The next verse expresses the conviction that the Lord will fulfil the second of those requests (the punishment of enemies). The final four verses express confidence that the Lord will indeed protect the psalmist himself and also all of the Lord’s people.

“Because they do not regard the works of the Lord or the work of his hands, he will tear them down and build them up no more” (5).

“Blessed be the Lord! For he has heard the voice of my pleas for mercy. 7 The Lord is my strength and my shield; in him my heart trusts, and I am helped; my heart exults, and with my song I give thanks to him. 8 The Lord is the strength of his people; he is the saving refuge of his anointed. 9 Oh, save your people and bless your heritage! Be their shepherd and carry them forever” (6-9).

Underlying assumptions

Let us consider for a moment why this makes sense. What is the logic behind the assumption that the Lord will do these things?

It makes sense to appeal to God in this way only if he is an active, living God and he is interested in right and wrong — including the wrong of malicious speech. The psalmist believes both these conditions to be met.

He believes that the Lord is a living and active God. He is not a deist. He does not believe in God primarily as a God who demands the service of man, but as a God who serves man.

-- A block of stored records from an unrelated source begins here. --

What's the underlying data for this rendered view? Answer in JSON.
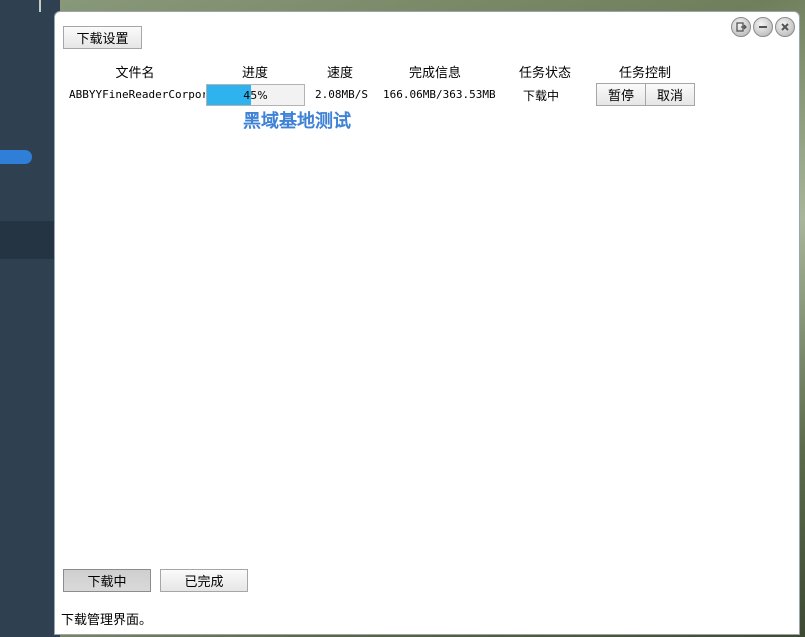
{
  "toolbar": {
    "settings_label": "下载设置"
  },
  "table": {
    "headers": {
      "filename": "文件名",
      "progress": "进度",
      "speed": "速度",
      "info": "完成信息",
      "status": "任务状态",
      "control": "任务控制"
    },
    "rows": [
      {
        "filename": "ABBYYFineReaderCorpora",
        "progress_text": "45%",
        "progress_value": 0.45,
        "speed": "2.08MB/S",
        "info": "166.06MB/363.53MB",
        "status": "下载中",
        "pause_label": "暂停",
        "cancel_label": "取消"
      }
    ]
  },
  "watermark": "黑域基地测试",
  "bottom_tabs": {
    "downloading": "下载中",
    "completed": "已完成"
  },
  "status_bar": "下载管理界面。",
  "colors": {
    "progress_fill": "#2eb3ef",
    "watermark": "#3f82d6"
  },
  "window_controls": [
    "exit-icon",
    "minimize-icon",
    "close-icon"
  ]
}
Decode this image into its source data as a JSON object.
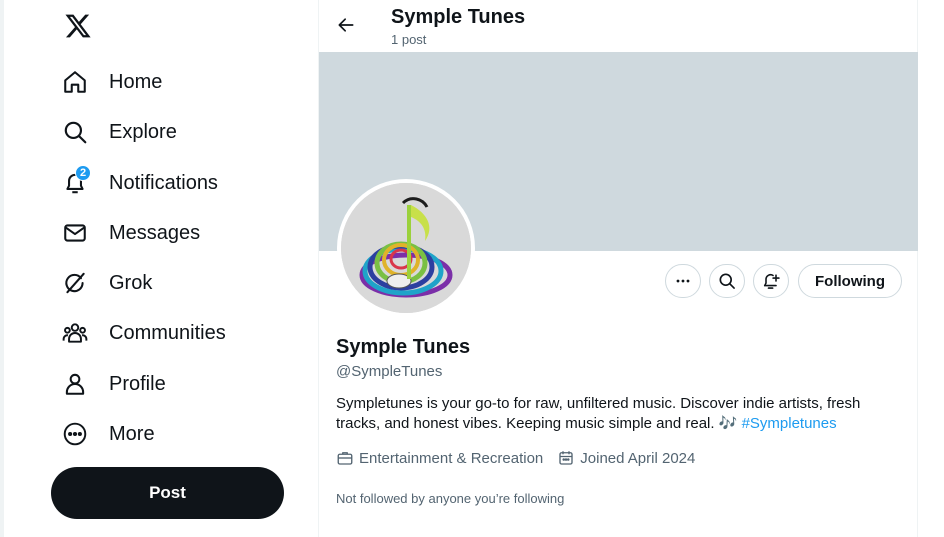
{
  "sidebar": {
    "logo_icon": "x-logo-icon",
    "items": [
      {
        "label": "Home",
        "icon": "home-icon"
      },
      {
        "label": "Explore",
        "icon": "search-icon"
      },
      {
        "label": "Notifications",
        "icon": "bell-icon",
        "badge": "2"
      },
      {
        "label": "Messages",
        "icon": "envelope-icon"
      },
      {
        "label": "Grok",
        "icon": "grok-icon"
      },
      {
        "label": "Communities",
        "icon": "people-icon"
      },
      {
        "label": "Profile",
        "icon": "person-icon"
      },
      {
        "label": "More",
        "icon": "more-circle-icon"
      }
    ],
    "post_label": "Post"
  },
  "header": {
    "title": "Symple Tunes",
    "subtitle": "1 post"
  },
  "profile": {
    "name": "Symple Tunes",
    "handle": "@SympleTunes",
    "bio_text": "Sympletunes is your go-to for raw, unfiltered music. Discover indie artists, fresh tracks, and honest vibes. Keeping music simple and real. ",
    "bio_emoji": "🎶",
    "bio_hashtag": "#Sympletunes",
    "category": "Entertainment & Recreation",
    "joined": "Joined April 2024",
    "followers_note": "Not followed by anyone you’re following",
    "following_label": "Following"
  },
  "colors": {
    "accent": "#1d9bf0",
    "banner": "#cfd9de",
    "text_primary": "#0f1419",
    "text_secondary": "#536471"
  }
}
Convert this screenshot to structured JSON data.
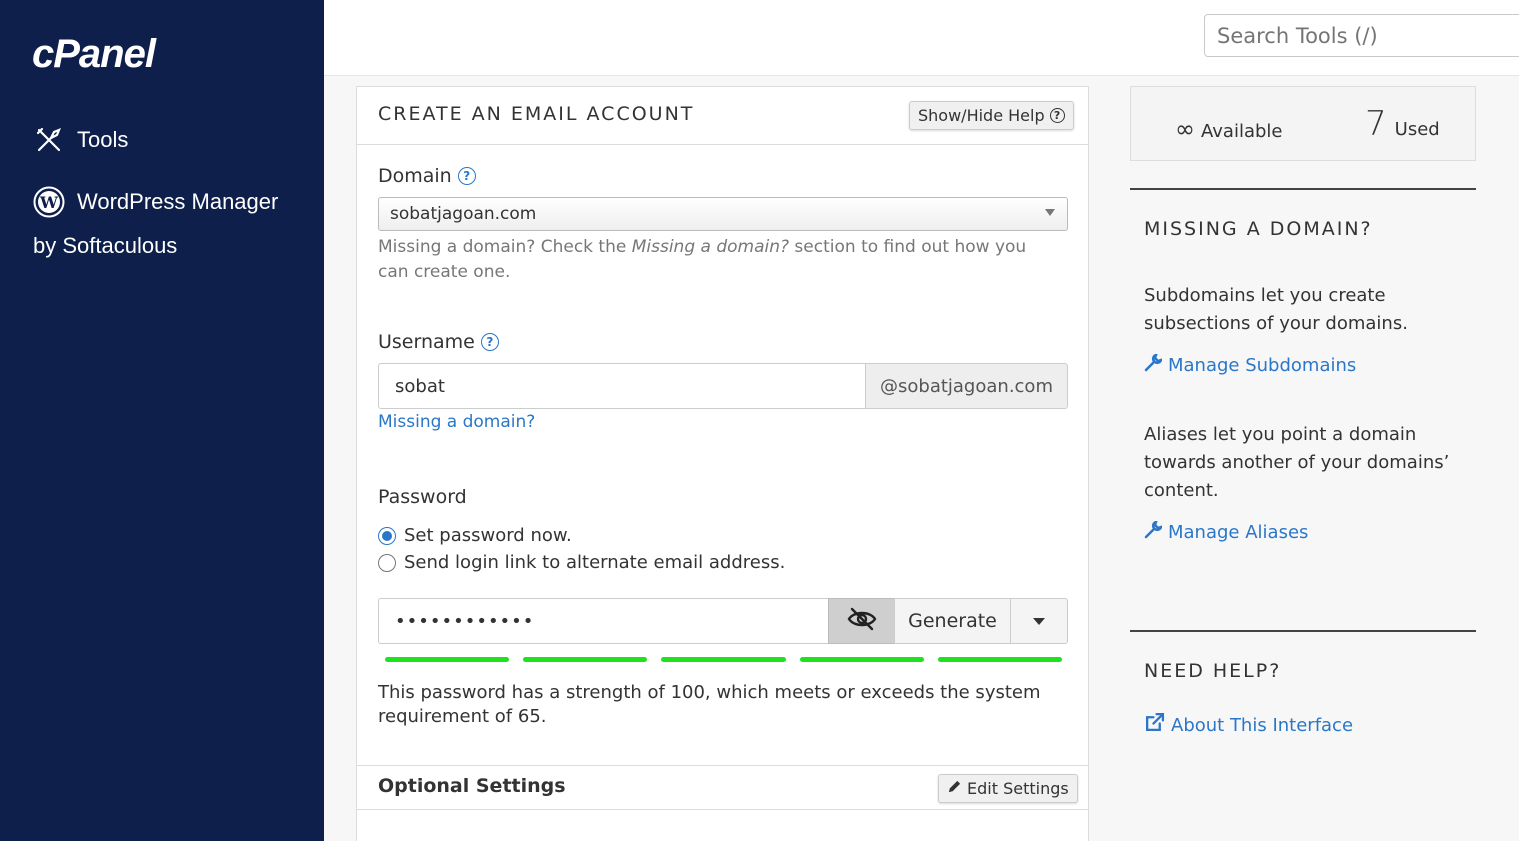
{
  "sidebar": {
    "logo": "cPanel",
    "items": [
      {
        "label": "Tools",
        "icon": "tools-icon"
      },
      {
        "label": "WordPress Manager",
        "sub": "by Softaculous",
        "icon": "wordpress-icon"
      }
    ]
  },
  "search": {
    "placeholder": "Search Tools (/)"
  },
  "form": {
    "title": "CREATE AN EMAIL ACCOUNT",
    "help_button": "Show/Hide Help",
    "domain_label": "Domain",
    "domain_value": "sobatjagoan.com",
    "domain_help_1": "Missing a domain? Check the ",
    "domain_help_em": "Missing a domain?",
    "domain_help_2": " section to find out how you can create one.",
    "username_label": "Username",
    "username_value": "sobat",
    "username_suffix": "@sobatjagoan.com",
    "missing_link": "Missing a domain?",
    "password_label": "Password",
    "radio_set_now": "Set password now.",
    "radio_send_link": "Send login link to alternate email address.",
    "password_value": "••••••••••••",
    "generate_label": "Generate",
    "strength_segments": 5,
    "strength_text": "This password has a strength of 100, which meets or exceeds the system requirement of 65.",
    "optional_title": "Optional Settings",
    "edit_settings": "Edit Settings"
  },
  "stats": {
    "available_symbol": "∞",
    "available_label": "Available",
    "used_value": "7",
    "used_label": "Used"
  },
  "missing_domain": {
    "title": "MISSING A DOMAIN?",
    "subdomains_text": "Subdomains let you create subsections of your domains.",
    "subdomains_link": "Manage Subdomains",
    "aliases_text": "Aliases let you point a domain towards another of your domains’ content.",
    "aliases_link": "Manage Aliases"
  },
  "need_help": {
    "title": "NEED HELP?",
    "link": "About This Interface"
  },
  "colors": {
    "sidebar_bg": "#0d1f4a",
    "link": "#2a77c9",
    "strength": "#1ee21e"
  }
}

He also believes the Lord to be a God who cares about justice. Right and wrong matter to him. He is not a prejudiced God, who will save and protect those who do wrong – if they happen to bribe him with enough gifts and offerings. When God sees injustice, he takes note of it. He may not deal with it immediately. He may allow his people to suffer for a time. He will await their call for his help. But in time he will deliver those who are wronged.

There are two parts to the Lord’s deliverance. To deliver the worshipper from evil, as well as to vindicate his own holiness, the Lord must protect the worshipper from wrong and punish the evil people doing the wrong.

Application to us

We need the confidence expressed here that the Lord will do these things. Knowing, as any sensible person does, that for right to be recognised its antithesis must be punished, we are sometimes tempted to take matters into our own hands.

The increasing violence of Western society is caused by errors in thinking. On the one hand, some engage in violence because they do not believe in God or in eternal consequences of any kind. Such thinking leads some to believe that there is no such thing as right or wrong. It leads others, who are distressed by real or imagined evils, to commit even greater evils in their attempt to stamp out the evil they have noticed. The need to see evil punished can become warped and extended until it becomes an evil itself. Keeping things within bounds requires continual reliance on the Lord.

If we hold a position of authority (and most do, at least within our homes), we must recognise that it is impossible to protect the innocent without punishing the guilty. Within the limits of our authority, we should be willing to punish when it is appropriate.

But we should not exceed the limits of our authority. Ultimately, we must trust God for justice.